The gruelling trials of a saintly family

The Life of St Thérèse of Lisieux
by August Pierre Laveille, Ave Maria Press, £15.99

When Mgr August Pierre Laveille interviewed people who knew the parents of St Thérèse, nobody foresaw that, in 2015, Louis and Zélie Martin would also be canonised. Laveille, therefore, could not have known the true richness of his work as he wrote about the blessed setting which produced not one but three saints.

Perhaps this in itself is sufficient justification for a 62nd edition of The Life of St Thérèse of Lisieux, first published in English in 1928. Within this one volume are the lives of three saints, commissioned by a Carmelite who was the daughter of two of them and a sister of the third.
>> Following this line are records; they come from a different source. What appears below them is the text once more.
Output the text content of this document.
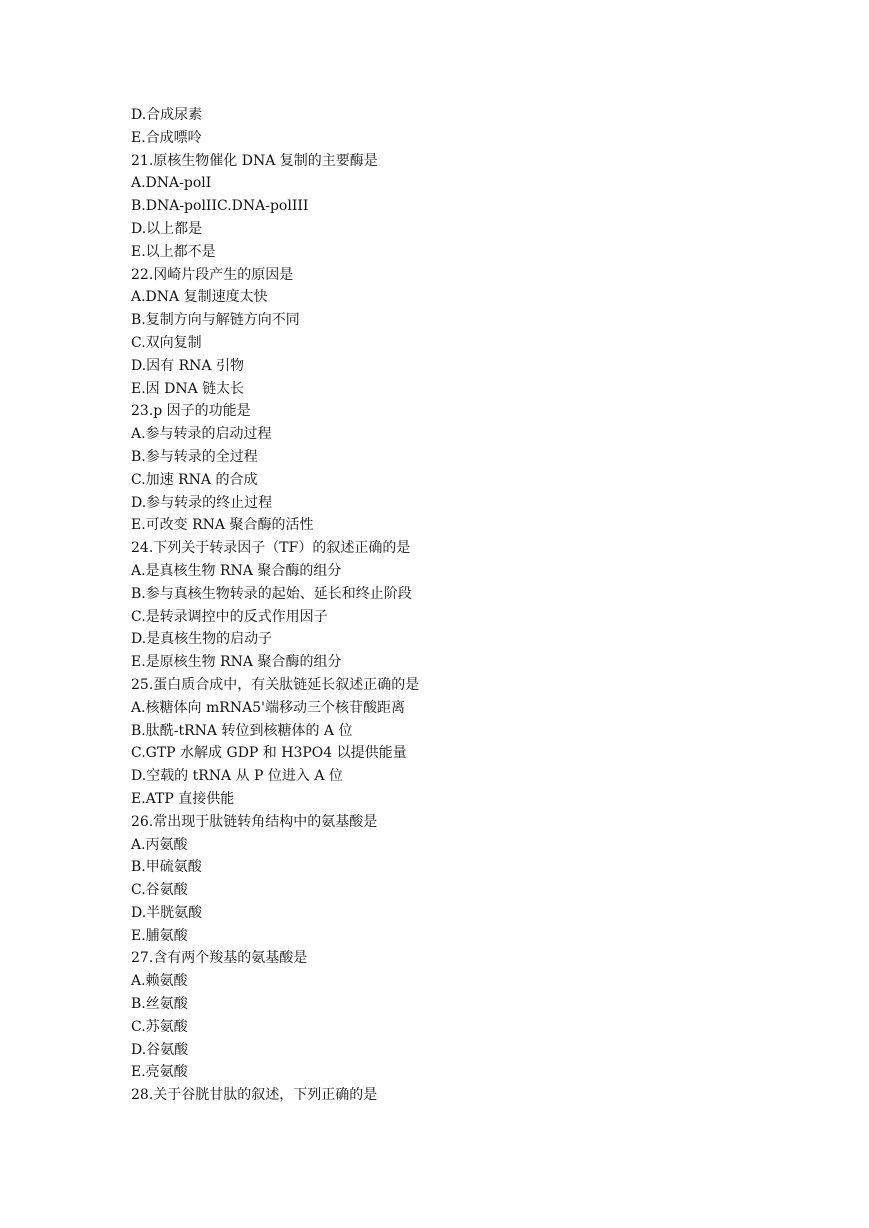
D.合成尿素
E.合成嘌呤
21.原核生物催化 DNA 复制的主要酶是
A.DNA-polI
B.DNA-polIIC.DNA-polIII
D.以上都是
E.以上都不是
22.冈崎片段产生的原因是
A.DNA 复制速度太快
B.复制方向与解链方向不同
C.双向复制
D.因有 RNA 引物
E.因 DNA 链太长
23.p 因子的功能是
A.参与转录的启动过程
B.参与转录的全过程
C.加速 RNA 的合成
D.参与转录的终止过程
E.可改变 RNA 聚合酶的活性
24.下列关于转录因子（TF）的叙述正确的是
A.是真核生物 RNA 聚合酶的组分
B.参与真核生物转录的起始、延长和终止阶段
C.是转录调控中的反式作用因子
D.是真核生物的启动子
E.是原核生物 RNA 聚合酶的组分
25.蛋白质合成中，有关肽链延长叙述正确的是
A.核糖体向 mRNA5'端移动三个核苷酸距离
B.肽酰-tRNA 转位到核糖体的 A 位
C.GTP 水解成 GDP 和 H3PO4 以提供能量
D.空载的 tRNA 从 P 位进入 A 位
E.ATP 直接供能
26.常出现于肽链转角结构中的氨基酸是
A.丙氨酸
B.甲硫氨酸
C.谷氨酸
D.半胱氨酸
E.脯氨酸
27.含有两个羧基的氨基酸是
A.赖氨酸
B.丝氨酸
C.苏氨酸
D.谷氨酸
E.亮氨酸
28.关于谷胱甘肽的叙述，下列正确的是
As the Church looks towards the World Meeting of Families in 2018, The Life of St Thérèse offers a scenario which families today can take to their hearts. At a time when family values are so often under attack, it is good to have the example of a family that faced many difficulties and, through their shared love and differing vocations, also found holiness. This latest edition marks the 20th anniversary of the declaration of Thérèse as a Doctor of the Church and the second anniversary of her parents’ canonisation.

The book has a foreword by Susan Muto, dean of the Epiphany Academy of Formative Spirituality in Pittsburgh. She aptly describes the book as “both timely and timeless”.

The new edition’s distinctive value probably lies in its publication prior to the World Meeting. Although some of the quoted anecdotes are time-related in occurrence and expression, the reader can readily think of parallel situations in his or her own life. Holiness is always relevant. The Life of St Thérèse of Lisieux merely refreshes our understanding of how three people achieved sanctity.